De Meirleir L, Seneca S, Lissens W, Schoentjes E, Desprechins B
Department of Pediatric Neurology, AZK-VUB, Brussels, Belgium.
Pediatr Neurol. 1995 Oct;13(3):242-6. doi: 10.1016/0887-8994(95)00184-h.
A 2.5-year-old boy with bilateral striatal lesions is reported. Using polymerase chain reaction-single-strand conformation polymorphism analysis and direct DNA sequencing, a novel point mutation (T to C) at nucleotide 8851 of the mitochondrial DNA (mtDNA) was identified. This mutation changes a highly conserved tryptophan to arginine in subunit 6 of the mtATPase gene. The mutation was nearly homoplasmic and maternally inherited. This is the first published report of a mutation in the mtDNA in bilateral striatal degeneration. It is possible that other cases of bilateral striatal degeneration have been caused by mutations in the mtATPase 6 gene or genes encoding other subunits of the mtATPase; and therefore the mtATPase genes should be examined in children with this condition.

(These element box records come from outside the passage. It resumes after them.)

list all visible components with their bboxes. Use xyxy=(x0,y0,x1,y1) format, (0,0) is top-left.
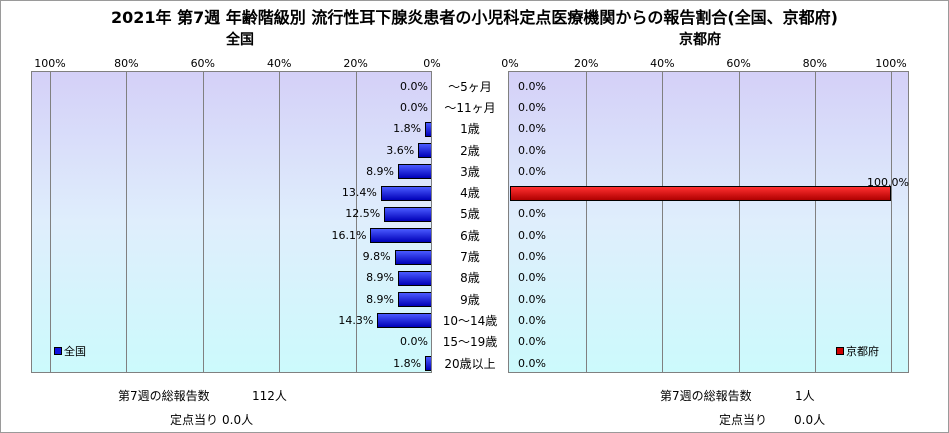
kyoto-x-tick-label: 40% xyxy=(650,57,675,70)
national-x-tick-label: 20% xyxy=(343,57,368,70)
national-data-label: 1.8% xyxy=(393,122,422,136)
national-legend-swatch xyxy=(54,347,62,355)
kyoto-x-tick-label: 80% xyxy=(802,57,828,70)
kyoto-bar xyxy=(510,185,891,201)
national-bar xyxy=(398,292,431,308)
category-label: 15～19歳 xyxy=(432,335,508,350)
national-bar xyxy=(398,270,431,286)
kyoto-data-label: 0.0% xyxy=(518,122,546,136)
national-x-tick-label: 0% xyxy=(423,57,441,70)
kyoto-data-label: 0.0% xyxy=(518,143,546,157)
kyoto-x-tick-label: 100% xyxy=(875,57,907,70)
category-label: 5歳 xyxy=(432,207,508,222)
national-x-tick-label: 100% xyxy=(34,57,66,70)
kyoto-plot-area xyxy=(508,71,909,373)
kyoto-total-label: 第7週の総報告数 xyxy=(660,389,752,403)
national-bar xyxy=(377,313,431,329)
national-data-label: 0.0% xyxy=(400,79,428,93)
category-label: 7歳 xyxy=(432,250,508,265)
kyoto-legend-label: 京都府 xyxy=(846,345,879,358)
national-gridline xyxy=(355,72,357,372)
national-per-site-value: 0.0人 xyxy=(222,413,254,427)
kyoto-per-site-label: 定点当り xyxy=(719,413,768,427)
national-total-label: 第7週の総報告数 xyxy=(118,389,210,403)
category-label: ～5ヶ月 xyxy=(432,79,508,94)
kyoto-data-label: 0.0% xyxy=(518,228,546,242)
kyoto-data-label: 100.0% xyxy=(867,176,909,190)
kyoto-legend-swatch xyxy=(836,347,844,355)
national-total-value: 112人 xyxy=(252,389,287,403)
kyoto-data-label: 0.0% xyxy=(518,292,546,306)
kyoto-data-label: 0.0% xyxy=(518,207,546,221)
category-label: 4歳 xyxy=(432,186,508,201)
national-gridline xyxy=(279,72,281,372)
kyoto-per-site-value: 0.0人 xyxy=(794,413,826,427)
national-per-site-label: 定点当り xyxy=(170,413,219,427)
kyoto-legend: 京都府 xyxy=(836,343,879,359)
kyoto-x-tick-label: 0% xyxy=(501,57,519,70)
national-bar xyxy=(398,164,431,180)
category-label: ～11ヶ月 xyxy=(432,100,508,115)
kyoto-total-value: 1人 xyxy=(795,389,815,403)
national-data-label: 8.9% xyxy=(366,271,395,285)
category-label: 2歳 xyxy=(432,143,508,158)
national-data-label: 14.3% xyxy=(338,313,374,327)
national-gridline xyxy=(126,72,128,372)
national-panel-title: 全国 xyxy=(226,32,254,48)
kyoto-gridline xyxy=(738,72,740,372)
national-gridline xyxy=(202,72,204,372)
kyoto-panel-title: 京都府 xyxy=(679,32,721,48)
category-label: 8歳 xyxy=(432,271,508,286)
national-x-tick-label: 60% xyxy=(190,57,216,70)
category-label: 6歳 xyxy=(432,228,508,243)
national-data-label: 1.8% xyxy=(393,356,422,370)
national-bar xyxy=(370,228,431,244)
kyoto-data-label: 0.0% xyxy=(518,100,546,114)
category-label: 10～14歳 xyxy=(432,313,508,328)
national-bar xyxy=(384,206,431,222)
category-label: 20歳以上 xyxy=(432,356,508,371)
chart-title: 2021年 第7週 年齢階級別 流行性耳下腺炎患者の小児科定点医療機関からの報告… xyxy=(110,8,838,27)
national-legend-label: 全国 xyxy=(64,345,86,358)
national-bar xyxy=(394,249,431,265)
national-data-label: 8.9% xyxy=(366,164,395,178)
kyoto-gridline xyxy=(586,72,588,372)
national-bar xyxy=(418,143,431,159)
national-data-label: 13.4% xyxy=(341,186,377,200)
kyoto-data-label: 0.0% xyxy=(518,335,546,349)
kyoto-data-label: 0.0% xyxy=(518,250,546,264)
kyoto-x-tick-label: 20% xyxy=(573,57,599,70)
kyoto-gridline xyxy=(814,72,816,372)
national-plot-area xyxy=(31,71,432,373)
national-data-label: 16.1% xyxy=(331,228,367,242)
national-data-label: 12.5% xyxy=(345,207,381,221)
national-data-label: 9.8% xyxy=(362,250,391,264)
national-bar xyxy=(425,356,431,372)
national-data-label: 3.6% xyxy=(386,143,415,157)
kyoto-data-label: 0.0% xyxy=(518,271,546,285)
category-label: 3歳 xyxy=(432,164,508,179)
category-label: 1歳 xyxy=(432,122,508,137)
kyoto-x-tick-label: 60% xyxy=(726,57,751,70)
national-x-tick-label: 80% xyxy=(114,57,139,70)
kyoto-data-label: 0.0% xyxy=(518,164,546,178)
national-data-label: 8.9% xyxy=(366,292,395,306)
national-legend: 全国 xyxy=(54,343,86,359)
national-data-label: 0.0% xyxy=(400,100,428,114)
category-label: 9歳 xyxy=(432,292,508,307)
national-gridline xyxy=(50,72,51,372)
kyoto-data-label: 0.0% xyxy=(518,79,546,93)
kyoto-data-label: 0.0% xyxy=(518,313,546,327)
national-bar xyxy=(425,121,431,137)
kyoto-data-label: 0.0% xyxy=(518,356,546,370)
national-x-tick-label: 40% xyxy=(266,57,292,70)
kyoto-gridline xyxy=(891,72,892,372)
national-bar xyxy=(380,185,431,201)
kyoto-gridline xyxy=(662,72,664,372)
national-data-label: 0.0% xyxy=(400,335,428,349)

报道了一名患有双侧纹状体病变的2.5岁男孩。通过聚合酶链反应-单链构象多态性分析和直接DNA测序,在线粒体DNA(mtDNA)的8851核苷酸处鉴定出一个新的点突变(T到C)。该突变使mtATPase基因亚基6中一个高度保守的色氨酸变为精氨酸。该突变几乎是纯合的且为母系遗传。这是双侧纹状体变性中线粒体DNA突变的首次发表报告。双侧纹状体变性的其他病例可能是由mtATPase 6基因或编码mtATPase其他亚基的基因突变引起的;因此,对于患有这种疾病的儿童,应该检测mtATPase基因。